Seven-year-old Keenan Francis shifted nervously as he was presented by the mayor with a plaque and a copy of his favourite book - Honey Bear, Funny Bear - before 30,000 cheering fans at a Boston Red Sox baseball game.
His accomplishment? Reading books.
Keenan was a grand prize-winner in a programme that rewarded 2,000 local children with hard-to-get baseball tickets for reading at least three books, choosing his favourite and writing an essay about it.
It was one of a bumper crop of rewards offered by American libraries, schools and bookstores to encourage reading during the summer, a time when books compete with jobs, movies, television and athletics.
"Children today have a much broader range of things they can do in their free time," said Kathy Toon, manager of the children's centre at the Dallas Public Library and director of that city's Summer Reading Challenge. "This is a lure to draw kids in. Ultimately we want the reading itself to be the reward. That's our goal."

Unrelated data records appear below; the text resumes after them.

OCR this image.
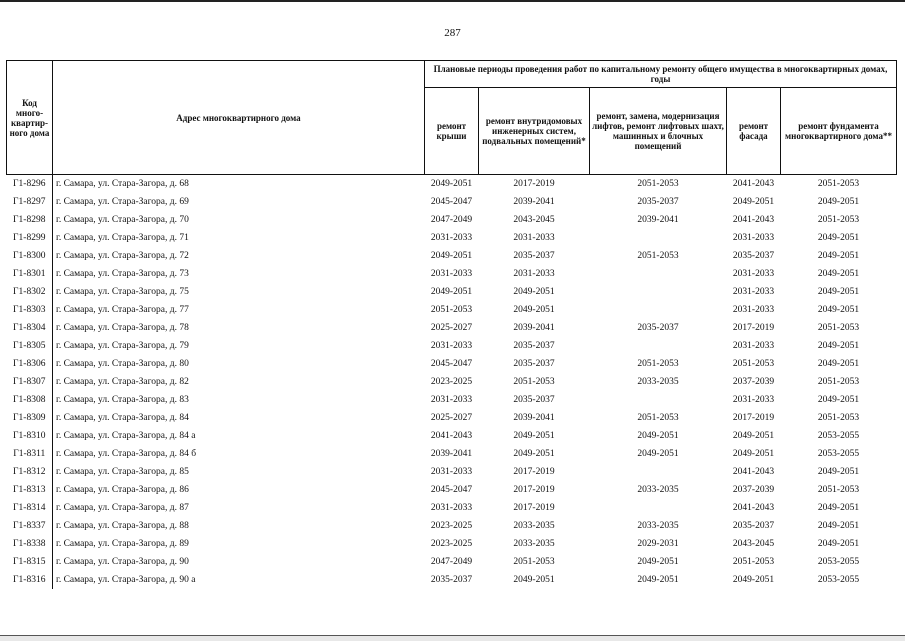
287
Код много-квартир-ного дома	Адрес многоквартирного дома	Плановые периоды проведения работ по капитальному ремонту общего имущества в многоквартирных домах, годы				
		ремонт крыши	ремонт внутридомовых инженерных систем, подвальных помещений*	ремонт, замена, модернизация лифтов, ремонт лифтовых шахт, машинных и блочных помещений	ремонт фасада	ремонт фундамента многоквартирного дома**
Г1-8296	г. Самара, ул. Стара-Загора, д. 68	2049-2051	2017-2019	2051-2053	2041-2043	2051-2053
Г1-8297	г. Самара, ул. Стара-Загора, д. 69	2045-2047	2039-2041	2035-2037	2049-2051	2049-2051
Г1-8298	г. Самара, ул. Стара-Загора, д. 70	2047-2049	2043-2045	2039-2041	2041-2043	2051-2053
Г1-8299	г. Самара, ул. Стара-Загора, д. 71	2031-2033	2031-2033		2031-2033	2049-2051
Г1-8300	г. Самара, ул. Стара-Загора, д. 72	2049-2051	2035-2037	2051-2053	2035-2037	2049-2051
Г1-8301	г. Самара, ул. Стара-Загора, д. 73	2031-2033	2031-2033		2031-2033	2049-2051
Г1-8302	г. Самара, ул. Стара-Загора, д. 75	2049-2051	2049-2051		2031-2033	2049-2051
Г1-8303	г. Самара, ул. Стара-Загора, д. 77	2051-2053	2049-2051		2031-2033	2049-2051
Г1-8304	г. Самара, ул. Стара-Загора, д. 78	2025-2027	2039-2041	2035-2037	2017-2019	2051-2053
Г1-8305	г. Самара, ул. Стара-Загора, д. 79	2031-2033	2035-2037		2031-2033	2049-2051
Г1-8306	г. Самара, ул. Стара-Загора, д. 80	2045-2047	2035-2037	2051-2053	2051-2053	2049-2051
Г1-8307	г. Самара, ул. Стара-Загора, д. 82	2023-2025	2051-2053	2033-2035	2037-2039	2051-2053
Г1-8308	г. Самара, ул. Стара-Загора, д. 83	2031-2033	2035-2037		2031-2033	2049-2051
Г1-8309	г. Самара, ул. Стара-Загора, д. 84	2025-2027	2039-2041	2051-2053	2017-2019	2051-2053
Г1-8310	г. Самара, ул. Стара-Загора, д. 84 а	2041-2043	2049-2051	2049-2051	2049-2051	2053-2055
Г1-8311	г. Самара, ул. Стара-Загора, д. 84 б	2039-2041	2049-2051	2049-2051	2049-2051	2053-2055
Г1-8312	г. Самара, ул. Стара-Загора, д. 85	2031-2033	2017-2019		2041-2043	2049-2051
Г1-8313	г. Самара, ул. Стара-Загора, д. 86	2045-2047	2017-2019	2033-2035	2037-2039	2051-2053
Г1-8314	г. Самара, ул. Стара-Загора, д. 87	2031-2033	2017-2019		2041-2043	2049-2051
Г1-8337	г. Самара, ул. Стара-Загора, д. 88	2023-2025	2033-2035	2033-2035	2035-2037	2049-2051
Г1-8338	г. Самара, ул. Стара-Загора, д. 89	2023-2025	2033-2035	2029-2031	2043-2045	2049-2051
Г1-8315	г. Самара, ул. Стара-Загора, д. 90	2047-2049	2051-2053	2049-2051	2051-2053	2053-2055
Г1-8316	г. Самара, ул. Стара-Загора, д. 90 а	2035-2037	2049-2051	2049-2051	2049-2051	2053-2055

The Dallas campaign rewards readers up to the age of 18 with stickers, plastic cups and school supplies for from five to more than 30 hours of reading. Those who read the most qualify for personal computers and savings bonds; many of the 16,000 participants attend a free performance of the Dallas Children's Theatre, underwritten by corporate contributions.
Other programmes offer T-shirts, free video rentals, gift certificates, posters of sports heroes and free entrees at restaurants.

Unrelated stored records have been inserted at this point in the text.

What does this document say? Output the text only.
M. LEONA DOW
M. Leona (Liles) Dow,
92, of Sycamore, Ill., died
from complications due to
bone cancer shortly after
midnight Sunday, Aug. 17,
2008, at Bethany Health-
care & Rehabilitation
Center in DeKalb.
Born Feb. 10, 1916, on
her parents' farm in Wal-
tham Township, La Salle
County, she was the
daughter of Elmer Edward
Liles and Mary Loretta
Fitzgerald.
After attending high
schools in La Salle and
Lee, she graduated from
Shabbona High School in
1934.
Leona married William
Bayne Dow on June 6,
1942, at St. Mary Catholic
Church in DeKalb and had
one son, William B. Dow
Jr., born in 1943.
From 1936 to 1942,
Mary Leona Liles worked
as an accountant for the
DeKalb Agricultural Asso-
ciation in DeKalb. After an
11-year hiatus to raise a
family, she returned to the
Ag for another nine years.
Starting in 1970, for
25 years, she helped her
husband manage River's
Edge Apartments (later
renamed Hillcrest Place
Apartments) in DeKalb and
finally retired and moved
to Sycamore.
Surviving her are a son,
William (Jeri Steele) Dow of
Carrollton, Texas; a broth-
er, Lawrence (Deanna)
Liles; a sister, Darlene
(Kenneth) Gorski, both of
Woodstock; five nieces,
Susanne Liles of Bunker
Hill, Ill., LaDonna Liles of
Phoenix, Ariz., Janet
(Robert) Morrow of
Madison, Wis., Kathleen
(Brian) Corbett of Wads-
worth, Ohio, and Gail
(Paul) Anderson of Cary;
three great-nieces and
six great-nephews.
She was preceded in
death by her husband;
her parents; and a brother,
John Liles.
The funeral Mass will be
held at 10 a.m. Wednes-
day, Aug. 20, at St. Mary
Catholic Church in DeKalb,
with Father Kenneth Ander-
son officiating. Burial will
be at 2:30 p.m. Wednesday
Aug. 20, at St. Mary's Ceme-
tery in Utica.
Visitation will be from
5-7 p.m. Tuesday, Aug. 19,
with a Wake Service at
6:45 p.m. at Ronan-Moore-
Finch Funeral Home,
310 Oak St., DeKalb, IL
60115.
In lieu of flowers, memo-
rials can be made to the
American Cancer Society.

Bookstores also have young reading clubs; in exchange for reading, children get coupons for discounts on their next purchase.
"Hopefully it's helping some of them," Ms Toon said. "In an ideal world we would hope that every child who signed up will read forever."

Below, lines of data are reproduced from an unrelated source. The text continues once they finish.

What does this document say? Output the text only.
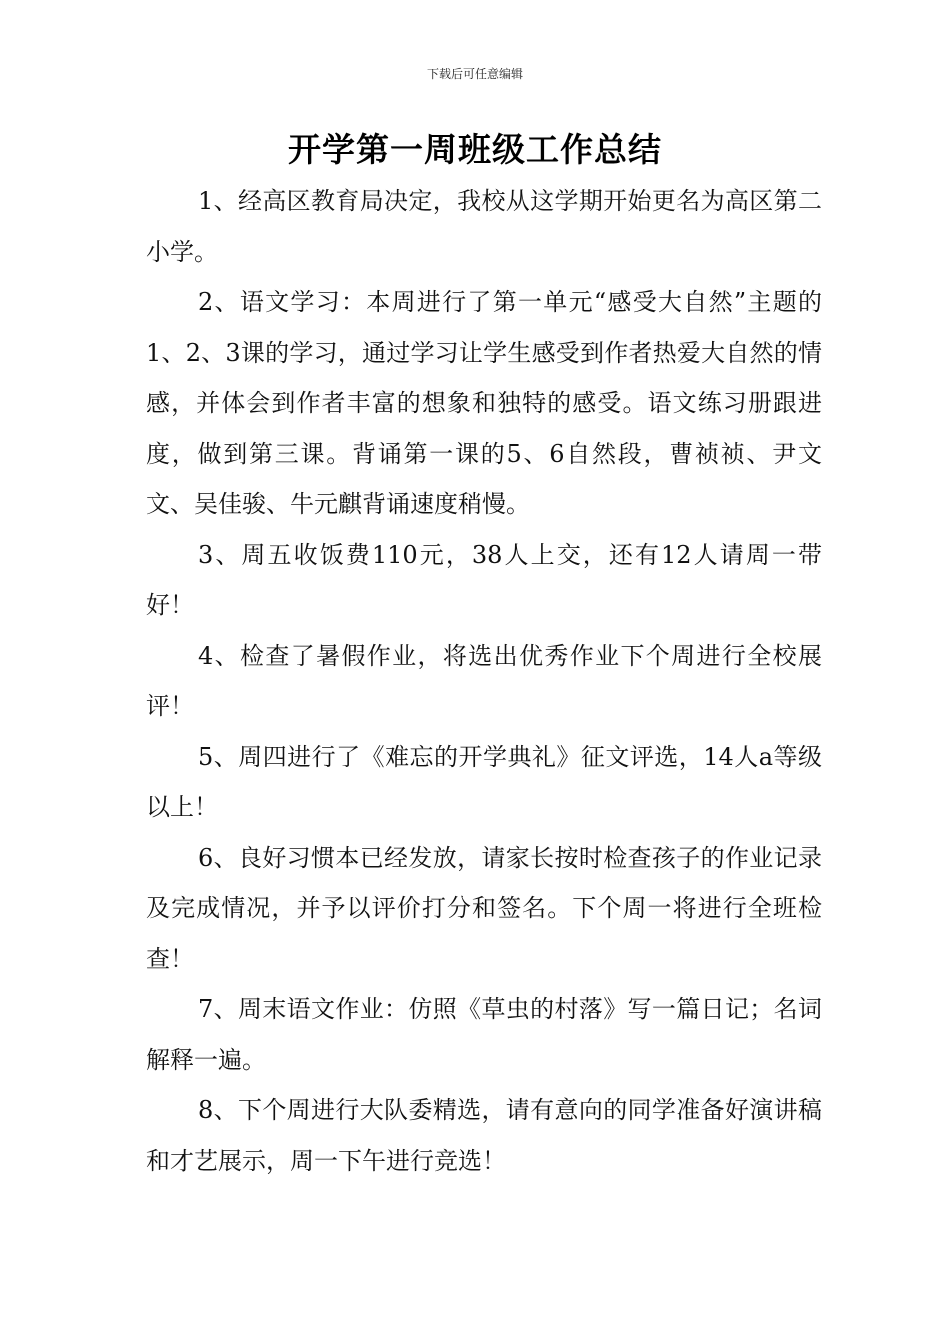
下载后可任意编辑
开学第一周班级工作总结

1、经高区教育局决定，我校从这学期开始更名为高区第二小学。

2、语文学习：本周进行了第一单元“感受大自然”主题的1、2、3课的学习，通过学习让学生感受到作者热爱大自然的情感，并体会到作者丰富的想象和独特的感受。语文练习册跟进度，做到第三课。背诵第一课的5、6自然段，曹祯祯、尹文文、吴佳骏、牛元麒背诵速度稍慢。

3、周五收饭费110元，38人上交，还有12人请周一带好！

4、检查了暑假作业，将选出优秀作业下个周进行全校展评！

5、周四进行了《难忘的开学典礼》征文评选，14人a等级以上！

6、良好习惯本已经发放，请家长按时检查孩子的作业记录及完成情况，并予以评价打分和签名。下个周一将进行全班检查！

7、周末语文作业：仿照《草虫的村落》写一篇日记；名词解释一遍。

8、下个周进行大队委精选，请有意向的同学准备好演讲稿和才艺展示，周一下午进行竞选！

In fact, a study conducted by the public library in Normal, Illinois, found that children who participated in summer reading programmes retained vocabulary and comprehension skills better than those who did not.
But critics say that trying to motivate children to read with gifts will ultimately have the opposite effect. One, Alfie Kohn, author of the book Punished By Rewards, said reading rewards amount to "treating children like pets by dangling the equivalent of a doggy biscuit in front of them.
"The book comes to be seen as a tedious prerequisite, something that has to be gotten through in order to get the goodie," Mr Kohn said. "As soon as you lead kids to think of reading as something required for a reward, the book is devalued in the child's mind. The kid figures, 'If they have to bribe me to do this, it must be something I wouldn't otherwise want to do'."
It would be more effective, Mr Kohn said, for educators and parents to set an example by making books more readily available, reading with their children, giving kids a choice about what they read and encouraging youngsters to read with and to each other.
"A lot of well-meaning folks think that all that matters is that kids read," Mr Kohn said. "But it matters as much how kids read and why kids read, and in the long run we want them to find reading compelling, engaging and something they feel they have freely chosen."
That is precisely the goal of rewarding children for reading, Ms Toon counters.
"Eventually they'll pick it up on their own," she said. "You're going to have some kids who will come to just enjoy it, and who will see reading as something that's fun in itself, and not as something that's forced on them."